The introduction of larger crowds would have been one of the biggest changes for Joel, since moving to open-age football, and he tells us what that feeling was like.
“The first big crowd I officiated to, I walked out thinking right I've really earnt this, I hear all the fans clapping and screaming thinking it's for me but in reality they don't care about me at all!
“I'm nervous before every game as well though, because you want to do your very best and make sure you do the right things and to do that for 90 minutes is hard work.
“The physical and mental demands are high, you're talking to people, you're talking to yourself, you're continuously doing something it never stops.
“Crowds added a bit more pressure, but it wasn't something I panicked about because it was honestly something I looked forward to.”
Joel can look head now to what is a very exciting season for him, stepping up to Level 3, he recounts to us the feeling of when he was told.
“I'd just finished a session at work in Eastbourne, I walked up the stairs checking my emails and it just popped up. I couldn't believe it, I had some of my staff with me and they know how much it means to me, they all ran and jumped on me!
“It didn't feel real at first because I wasn't telling myself I'd got it, I knew I'd worked hard and given absolutely everything, so that was all I could do.
“You're not guaranteed anything in life but what you are guaranteed is that if you work hard, it might not always be what you expected but it'll be something you deserve.
“I spent the next hour calling my mum, calling Ash, and it was an emotional day. I felt on top of the world if I'm being honest!”

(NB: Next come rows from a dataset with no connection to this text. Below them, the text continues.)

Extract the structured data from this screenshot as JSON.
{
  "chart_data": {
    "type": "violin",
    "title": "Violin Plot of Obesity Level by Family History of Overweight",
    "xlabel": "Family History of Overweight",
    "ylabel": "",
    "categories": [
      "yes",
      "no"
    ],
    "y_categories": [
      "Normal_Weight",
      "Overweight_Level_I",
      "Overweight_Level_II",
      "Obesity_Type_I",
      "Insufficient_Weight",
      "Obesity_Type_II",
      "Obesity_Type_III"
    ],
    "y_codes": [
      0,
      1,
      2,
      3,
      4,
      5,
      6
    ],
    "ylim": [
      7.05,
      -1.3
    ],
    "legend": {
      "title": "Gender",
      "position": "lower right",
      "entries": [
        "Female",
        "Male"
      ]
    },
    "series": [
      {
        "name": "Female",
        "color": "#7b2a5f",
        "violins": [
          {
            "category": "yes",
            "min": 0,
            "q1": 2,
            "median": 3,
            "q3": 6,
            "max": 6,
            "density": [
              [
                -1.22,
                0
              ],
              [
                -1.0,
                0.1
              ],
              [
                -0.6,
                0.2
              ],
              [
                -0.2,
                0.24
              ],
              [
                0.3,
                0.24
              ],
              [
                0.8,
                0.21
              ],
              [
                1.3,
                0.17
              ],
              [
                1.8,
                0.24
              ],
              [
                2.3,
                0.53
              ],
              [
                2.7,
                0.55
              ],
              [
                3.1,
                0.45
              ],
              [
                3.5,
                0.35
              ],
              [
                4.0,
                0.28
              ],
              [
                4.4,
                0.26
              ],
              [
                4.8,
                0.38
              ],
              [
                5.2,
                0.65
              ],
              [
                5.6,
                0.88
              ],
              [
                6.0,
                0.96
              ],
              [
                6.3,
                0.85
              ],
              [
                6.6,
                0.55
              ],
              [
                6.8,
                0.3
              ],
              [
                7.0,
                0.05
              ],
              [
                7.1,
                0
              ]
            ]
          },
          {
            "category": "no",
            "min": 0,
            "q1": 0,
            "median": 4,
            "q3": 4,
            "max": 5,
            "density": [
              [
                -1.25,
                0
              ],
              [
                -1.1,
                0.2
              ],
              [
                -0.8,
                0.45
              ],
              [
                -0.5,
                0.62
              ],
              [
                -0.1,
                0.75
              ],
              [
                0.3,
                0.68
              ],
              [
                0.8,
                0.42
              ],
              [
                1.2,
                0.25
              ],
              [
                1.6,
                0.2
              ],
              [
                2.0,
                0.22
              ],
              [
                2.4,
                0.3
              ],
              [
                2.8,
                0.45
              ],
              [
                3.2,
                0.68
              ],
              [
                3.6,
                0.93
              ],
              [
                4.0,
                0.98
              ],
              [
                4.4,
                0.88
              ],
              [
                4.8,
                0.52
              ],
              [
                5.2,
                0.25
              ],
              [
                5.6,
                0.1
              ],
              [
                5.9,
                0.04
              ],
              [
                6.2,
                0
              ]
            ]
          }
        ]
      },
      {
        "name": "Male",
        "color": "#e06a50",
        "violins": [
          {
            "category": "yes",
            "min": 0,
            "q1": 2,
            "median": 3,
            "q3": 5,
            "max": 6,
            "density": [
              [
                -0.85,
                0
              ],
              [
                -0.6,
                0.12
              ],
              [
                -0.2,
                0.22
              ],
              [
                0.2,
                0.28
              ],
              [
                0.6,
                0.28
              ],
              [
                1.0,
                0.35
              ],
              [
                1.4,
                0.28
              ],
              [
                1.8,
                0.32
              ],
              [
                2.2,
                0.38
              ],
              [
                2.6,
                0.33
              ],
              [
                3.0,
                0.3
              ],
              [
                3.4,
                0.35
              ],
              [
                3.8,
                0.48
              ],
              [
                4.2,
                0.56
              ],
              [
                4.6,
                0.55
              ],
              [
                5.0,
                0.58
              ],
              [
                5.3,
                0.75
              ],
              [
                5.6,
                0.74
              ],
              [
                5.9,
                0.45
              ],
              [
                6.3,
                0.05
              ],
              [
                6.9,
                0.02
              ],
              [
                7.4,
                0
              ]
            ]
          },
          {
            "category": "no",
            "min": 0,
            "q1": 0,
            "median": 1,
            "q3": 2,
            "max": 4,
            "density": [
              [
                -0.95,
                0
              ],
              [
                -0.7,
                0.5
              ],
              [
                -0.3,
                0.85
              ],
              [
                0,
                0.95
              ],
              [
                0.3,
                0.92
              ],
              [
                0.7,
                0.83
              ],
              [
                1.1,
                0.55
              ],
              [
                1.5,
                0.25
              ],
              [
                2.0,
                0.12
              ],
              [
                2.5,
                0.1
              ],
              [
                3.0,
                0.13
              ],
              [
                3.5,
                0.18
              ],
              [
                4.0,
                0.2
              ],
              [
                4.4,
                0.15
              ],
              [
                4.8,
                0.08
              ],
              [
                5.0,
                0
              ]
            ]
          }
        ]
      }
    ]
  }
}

Joel is also and avid user of our sponsors REFSIX and believes it’s something all grassroots officials should utilise.
“REFSIX is class and has had a big impact on me. It gives me the opportunity to reflect on my performance a bit more and it's an easy tool because it's very quick to use.
“I would strongly recommend it, the main reason I use it is to track my distance running. I can look at the parts of the game where I worked harder than others.”
If you’re someone looking to get into refereeing, there’s not many better than Joel to inspire you to do so. He is as honest as they come about the challenges it brings but the rewards you gain in the process.
Lastly, he gave his own advice to those aspiring referees: “100% you should do it, it's a great job! When you see it from the outside people ask you how you deal with it etc. but your oblivious to it, you're so focused on the game you don't notice someone having a go.
“Just take a risk and see if you enjoy it, it might not work for you but at least you've given it a go! It's like trying a new food, just pick up the whistle and you will either enjoy it or you won't.”